Costumo levantar cedo todos os dias. Abro a janela, contemplo o céu azul emoldurado, típico nos meses de inverno. Procuro pelos primeiros raios de sol que, a despeito da friagem da atmosfera, sinalizam o aumento de temperatura ainda pela manhã. Como primeiro ato consciente, agradeço à vida, ao cosmos, aos meus companheiros de jornada neste mundo - pessoas, bichos e plantas -, por me fazerem sentir a vida como um rio. Ela vai seguindo o seu curso contornando obstáculos, mas sempre encontrando pedras e superando-as.
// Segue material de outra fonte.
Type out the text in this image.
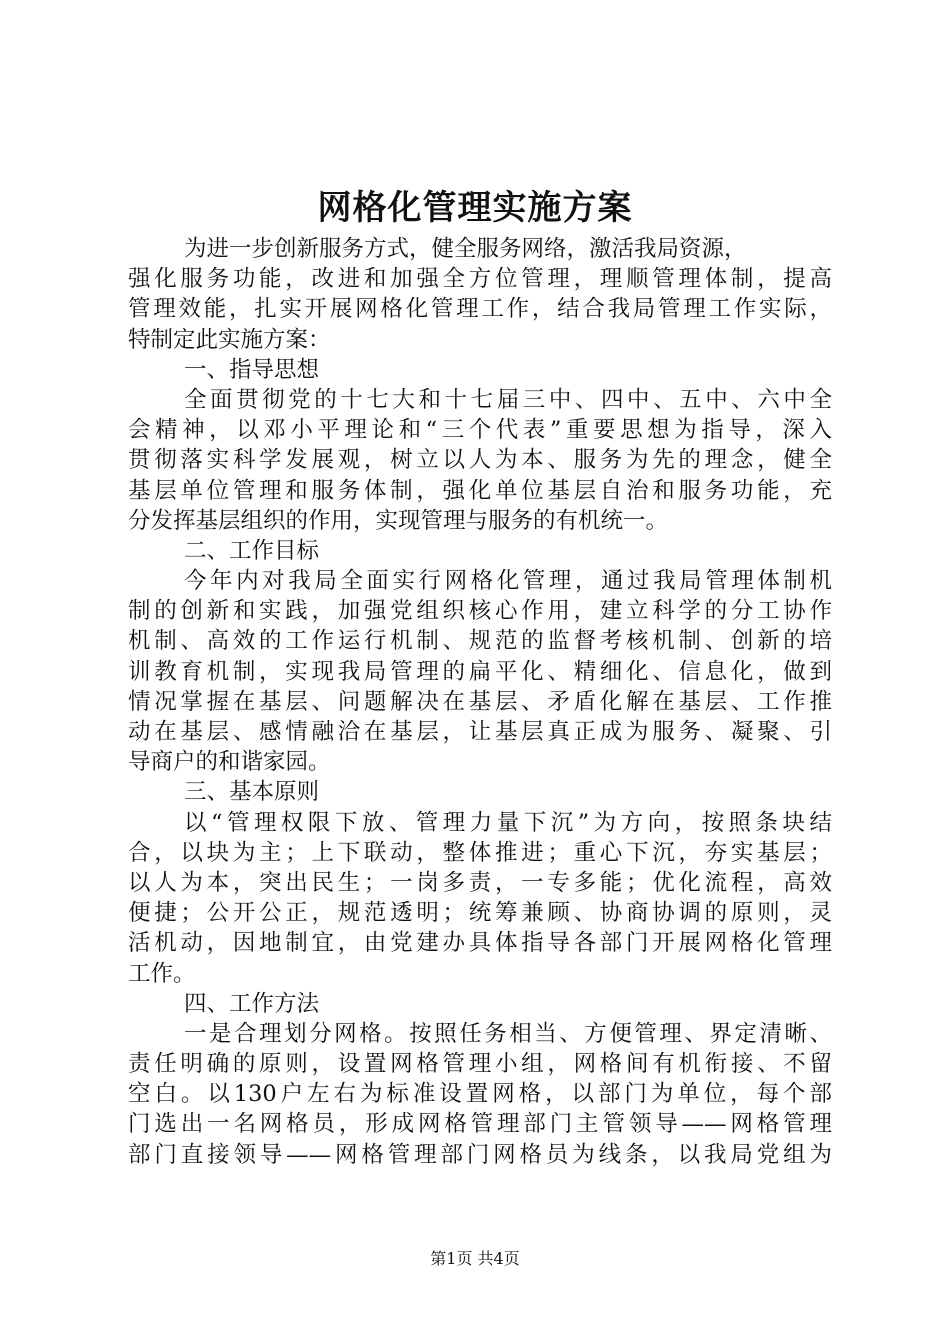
网格化管理实施方案
为进一步创新服务方式，健全服务网络，激活我局资源，
强化服务功能，改进和加强全方位管理，理顺管理体制，提高
管理效能，扎实开展网格化管理工作，结合我局管理工作实际，
特制定此实施方案：
一、指导思想
全面贯彻党的十七大和十七届三中、四中、五中、六中全
会精神，以邓小平理论和“三个代表”重要思想为指导，深入
贯彻落实科学发展观，树立以人为本、服务为先的理念，健全
基层单位管理和服务体制，强化单位基层自治和服务功能，充
分发挥基层组织的作用，实现管理与服务的有机统一。
二、工作目标
今年内对我局全面实行网格化管理，通过我局管理体制机
制的创新和实践，加强党组织核心作用，建立科学的分工协作
机制、高效的工作运行机制、规范的监督考核机制、创新的培
训教育机制，实现我局管理的扁平化、精细化、信息化，做到
情况掌握在基层、问题解决在基层、矛盾化解在基层、工作推
动在基层、感情融洽在基层，让基层真正成为服务、凝聚、引
导商户的和谐家园。
三、基本原则
以“管理权限下放、管理力量下沉”为方向，按照条块结
合，以块为主；上下联动，整体推进；重心下沉，夯实基层；
以人为本，突出民生；一岗多责，一专多能；优化流程，高效
便捷；公开公正，规范透明；统筹兼顾、协商协调的原则，灵
活机动，因地制宜，由党建办具体指导各部门开展网格化管理
工作。
四、工作方法
一是合理划分网格。按照任务相当、方便管理、界定清晰、
责任明确的原则，设置网格管理小组，网格间有机衔接、不留
空白。以130户左右为标准设置网格，以部门为单位，每个部
门选出一名网格员，形成网格管理部门主管领导——网格管理
部门直接领导——网格管理部门网格员为线条，以我局党组为
第1页 共4页
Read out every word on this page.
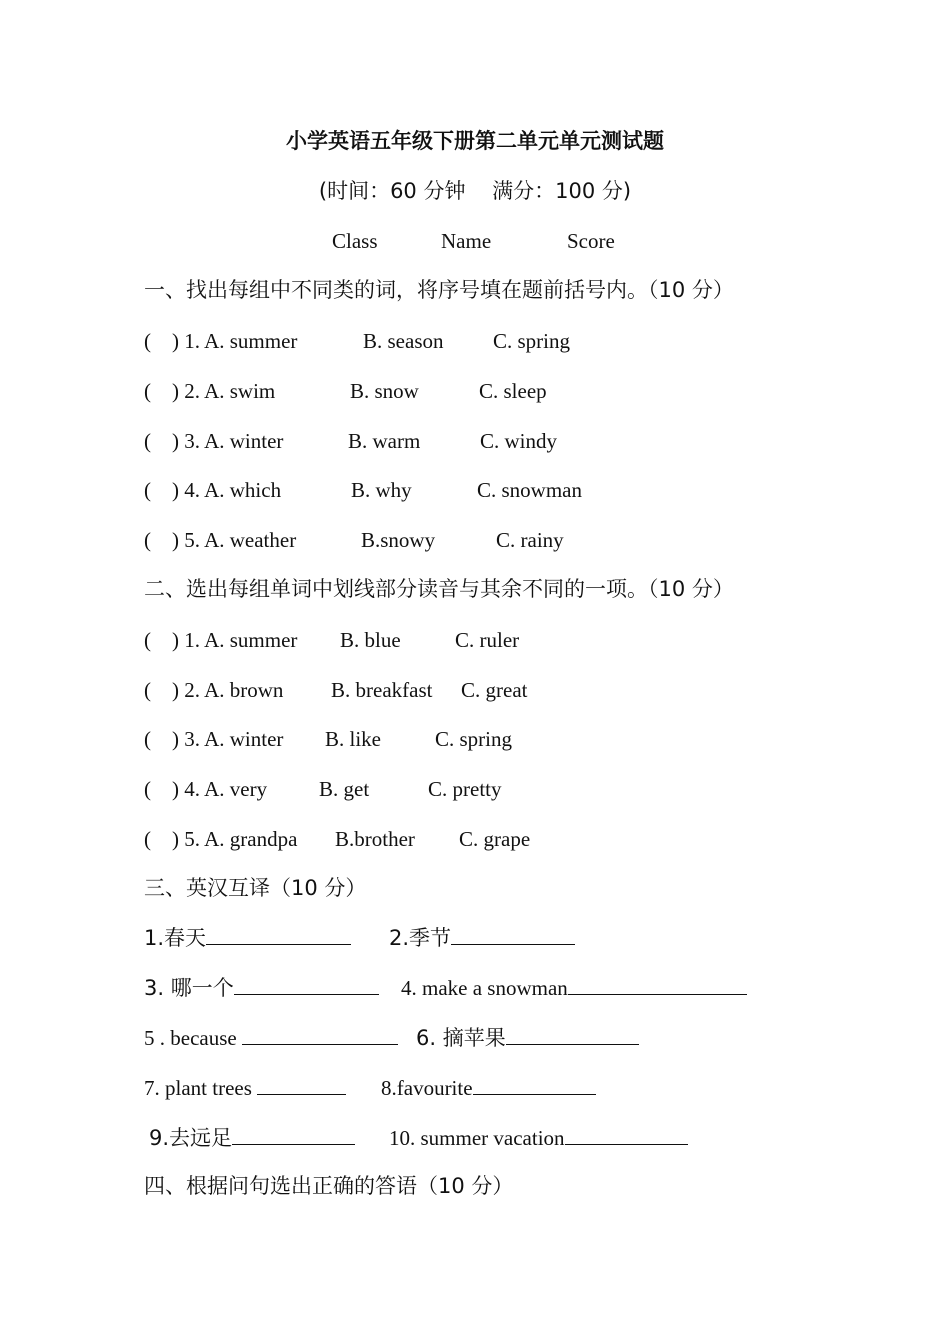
小学英语五年级下册第二单元单元测试题
(时间：60 分钟    满分：100 分)

Class

	Name

	Score

一、找出每组中不同类的词，将序号填在题前括号内。（10 分）

(

) 1. A. summer

	B. season

C. spring

(

) 2. A. swim

	B. snow

	C. sleep

(

) 3. A. winter

	B. warm

	C. windy

(

) 4. A. which

	B. why

	C. snowman

(

) 5. A. weather

	B.snowy

	C. rainy

二、选出每组单词中划线部分读音与其余不同的一项。（10 分）

(

) 1. A. summer

B. blue

	C. ruler

(

) 2. A. brown

B. breakfast

C. great

(

) 3. A. winter

B. like

	C. spring

(

) 4. A. very

B. get

	C. pretty

(

) 5. A. grandpa

B.brother

C. grape

三、英汉互译（10 分）

1.春天

	2.季节

3. 哪一个

	4. make a snowman

5 . because

	6. 摘苹果

7. plant trees

	8.favourite

9.去远足

	10. summer vacation

四、根据问句选出正确的答语（10 分）
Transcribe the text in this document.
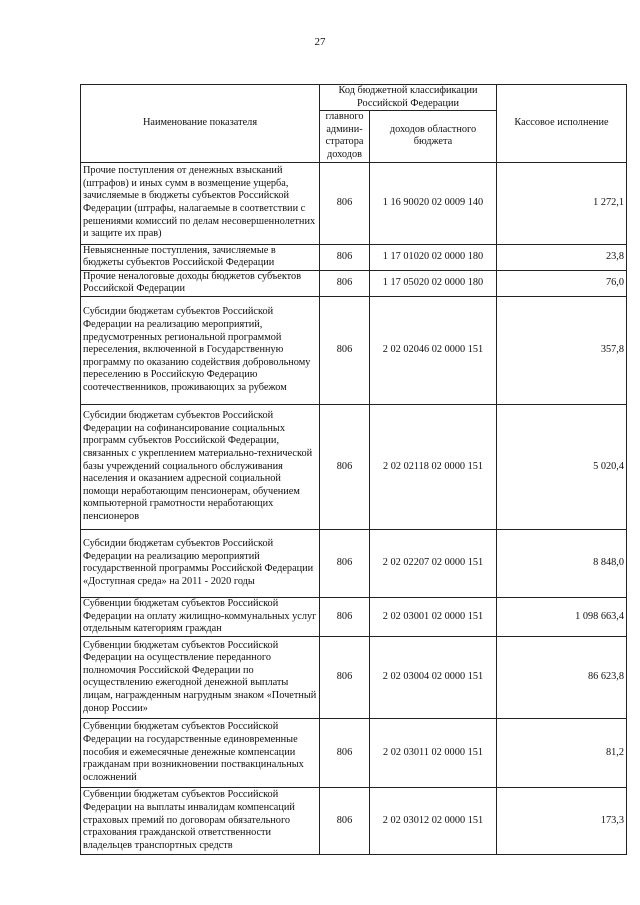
27
Наименование показателя	Код бюджетной классификации Российской Федерации		Кассовое исполнение
	главного админи-стратора доходов	доходов областного бюджета	
Прочие поступления от денежных взысканий (штрафов) и иных сумм в возмещение ущерба, зачисляемые в бюджеты субъектов Российской Федерации (штрафы, налагаемые в соответствии с решениями комиссий по делам несовершеннолетних и защите их прав)	806	1 16 90020 02 0009 140	1 272,1
Невыясненные поступления, зачисляемые в бюджеты субъектов Российской Федерации	806	1 17 01020 02 0000 180	23,8
Прочие неналоговые доходы бюджетов субъектов Российской Федерации	806	1 17 05020 02 0000 180	76,0
Субсидии бюджетам субъектов Российской Федерации на реализацию мероприятий, предусмотренных региональной программой переселения, включенной в Государственную программу по оказанию содействия добровольному переселению в Российскую Федерацию соотечественников, проживающих за рубежом	806	2 02 02046 02 0000 151	357,8
Субсидии бюджетам субъектов Российской Федерации на софинансирование социальных программ субъектов Российской Федерации, связанных с укреплением материально-технической базы учреждений социального обслуживания населения и оказанием адресной социальной помощи неработающим пенсионерам, обучением компьютерной грамотности неработающих пенсионеров	806	2 02 02118 02 0000 151	5 020,4
Субсидии бюджетам субъектов Российской Федерации на реализацию мероприятий государственной программы Российской Федерации «Доступная среда» на 2011 - 2020 годы	806	2 02 02207 02 0000 151	8 848,0
Субвенции бюджетам субъектов Российской Федерации на оплату жилищно-коммунальных услуг отдельным категориям граждан	806	2 02 03001 02 0000 151	1 098 663,4
Субвенции бюджетам субъектов Российской Федерации на осуществление переданного полномочия Российской Федерации по осуществлению ежегодной денежной выплаты лицам, награжденным нагрудным знаком «Почетный донор России»	806	2 02 03004 02 0000 151	86 623,8
Субвенции бюджетам субъектов Российской Федерации на государственные единовременные пособия и ежемесячные денежные компенсации гражданам при возникновении поствакцинальных осложнений	806	2 02 03011 02 0000 151	81,2
Субвенции бюджетам субъектов Российской Федерации на выплаты инвалидам компенсаций страховых премий по договорам обязательного страхования гражданской ответственности владельцев транспортных средств	806	2 02 03012 02 0000 151	173,3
Sinto que devemos agradecer por essas coisas boas e singelas que a vida nos dá todos os dias. Nessa postura positiva acredito ser mais fácil a nossa existência. A duras penas tenho procurado resmungar menos e deixar de lado o medo de enfrentar os desafios. Guardar mágoa e rancor só faz mal para a nossa saúde física, mental e espiritual. Precisamos olhar com mais atenção o que está acontecendo debaixo do nosso nariz.
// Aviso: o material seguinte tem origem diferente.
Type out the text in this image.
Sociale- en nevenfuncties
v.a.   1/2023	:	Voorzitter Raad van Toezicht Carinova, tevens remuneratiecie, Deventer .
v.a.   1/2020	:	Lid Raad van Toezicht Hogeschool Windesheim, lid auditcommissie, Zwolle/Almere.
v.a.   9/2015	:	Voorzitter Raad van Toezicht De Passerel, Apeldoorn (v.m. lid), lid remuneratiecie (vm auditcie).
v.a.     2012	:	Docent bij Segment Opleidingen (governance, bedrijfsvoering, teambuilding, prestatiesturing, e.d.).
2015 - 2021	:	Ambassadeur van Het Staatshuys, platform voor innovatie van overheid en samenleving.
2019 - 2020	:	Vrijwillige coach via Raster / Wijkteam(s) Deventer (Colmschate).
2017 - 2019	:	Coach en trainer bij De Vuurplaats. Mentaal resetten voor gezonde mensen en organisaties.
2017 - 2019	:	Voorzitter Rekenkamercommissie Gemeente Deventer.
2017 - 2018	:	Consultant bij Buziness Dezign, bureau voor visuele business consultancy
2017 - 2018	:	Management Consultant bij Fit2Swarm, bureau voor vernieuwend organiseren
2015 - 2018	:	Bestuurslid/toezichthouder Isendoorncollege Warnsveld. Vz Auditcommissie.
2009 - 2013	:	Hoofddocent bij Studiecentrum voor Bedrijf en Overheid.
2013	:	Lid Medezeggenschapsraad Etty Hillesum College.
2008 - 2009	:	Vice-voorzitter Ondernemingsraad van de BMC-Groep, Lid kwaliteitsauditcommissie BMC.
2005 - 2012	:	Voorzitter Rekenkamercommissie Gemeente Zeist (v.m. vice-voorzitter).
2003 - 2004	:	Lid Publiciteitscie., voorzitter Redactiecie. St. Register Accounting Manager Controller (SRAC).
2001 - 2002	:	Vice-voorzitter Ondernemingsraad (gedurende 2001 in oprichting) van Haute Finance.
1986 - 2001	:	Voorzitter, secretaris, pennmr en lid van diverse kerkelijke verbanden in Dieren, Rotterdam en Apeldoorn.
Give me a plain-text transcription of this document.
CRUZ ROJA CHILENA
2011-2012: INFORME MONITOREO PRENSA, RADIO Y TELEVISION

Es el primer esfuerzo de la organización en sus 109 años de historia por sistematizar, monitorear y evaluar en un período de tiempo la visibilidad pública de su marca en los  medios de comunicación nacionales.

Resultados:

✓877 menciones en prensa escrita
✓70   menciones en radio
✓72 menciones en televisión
Todas as quintas-feiras vou pela manhã dar aulas na Escola Superior Dom Helder Câmara. Lá leciono Direito Agrário. Aproveito o percurso de casa até a faculdade para reordenar as ideias, planejar as coisas que tenho de fazer durante o dia, pensar sobre tantos desafios que vão dando significação para a minha vida. Eu estava ainda bastante pensativa com a última notícia de violência contra as pessoas que dormiam na rua, na Pampulha, e que foram envenenados com chumbinho adicionado a cachaça no dia 15 de maio último. Tentava encontrar nos meus pensamentos meios de combater de vez esse tipo de violência brutal contra as pessoas mais marginalizadas na nossa sociedade. Contudo, ao passar de carro pela Savassi, onde está o coração (rico) de Belo Horizonte, um gesto desviou o meu olhar do azul intenso do céu. Perdi o interesse nos agasalhos coloridos das pessoas que atravessavam apressadas as avenidas rumo ao trabalho.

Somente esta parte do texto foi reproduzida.